Un bel automne brille sur ce bord de Gironde et il n’y a qu’à une telle saison que l’orange devient, dans le ciel, comme une nuance sous-jacente du bleu. Je n’en profite pas encore pleinement, jambes lourdes de fatigue, démarche un peu titubante, siestes nécessaires, lenteur si irritante… mais me suis tout de même rendu ce matin à la brocante Saint-Michel et au marché des Capucins. Quelques trouvailles à la première : des Tartine, de vieux NRF, un Noël Vindry de derrière les fagots pas même coupé… Je suis déjà bien accoutumé à mes nouvelles lunettes et peux de nouveau lire sur papier (fini deux romans), me manque encore la paire qui me permettra d’accéder sans nausée à l’ordinateur – ce sera mardi. Convalescence.

#4045

Ce midi j’ai fait avec mon ami Fabrice ce que nous voulions faire depuis longtemps : déjeuner chez madame Maigret. Ce petit bistrot de la rive droite a ouvert le 1er octobre 1955 et est toujours « dans son jus », même patronne et sans changement : déco fifties et Formica partout. Un véritable voyage dans le temps, avec petit blanc et journal sur le comptoir. Délicieux moment Simenon.

#4044

Combien de temps une pie vit-elle, me demandais-je tout à l’heure en voyant les deux du quartier, deux oiseaux bien dodus en habit de soirée, se disputer sur l’antenne du voisin. Et que ça criaille, la voix rauque. Jeunettes, elles étaient trois, il ne reste je crois que ce duo de commères. Une quinzaine d’années me répond le savoir en ligne, et il doit se faire six ou sept ans que je m’amuse de leurs évolutions. Ce soir, de grandes masses de coton occupent le ciel, qui menacent de tomber au sol en filets de brouillasse. Les bambous tremblent et susurrent.

#4043

Des yeux neufs ! Enfin, enfin.

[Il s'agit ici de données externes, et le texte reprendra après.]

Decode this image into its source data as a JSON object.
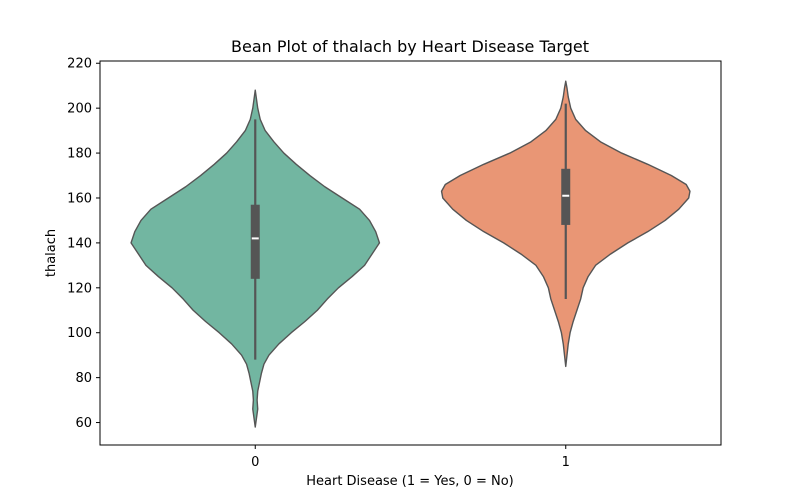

Guérison en approche, et le monde est déjà plus clair, les formes nettes, la lumière brillante, c’est fou. Rentré en bus de chez l’opticien, le cœur plus léger. Dans le coude d’une rue un éclat de soleil tape la façade et révèle une verrière, pyramide soudain translucide au sein des toits.

#4042

Ces derniers temps je me rends fréquemment en centre-ville le matin, et j’ouvre grands les yeux en me promenant un peu, ne voulant pas prendre Bordeaux pour argent comptant, pour quotidieneté invisible. Fragments de mon passé (le milieu des années 80), nouveaux ajouts, rénovations, placettes, perspectives, trottoirs, pavés, portes, moulures… le moindre détail recèle des surprises, des curiosités. Surgissements urbains toujours frais, piéton toujours attentif. Huit ans après mon retour d’exil, Bordeaux n’est jamais pour moi de l’inné mais de l’acquis, aux aguets.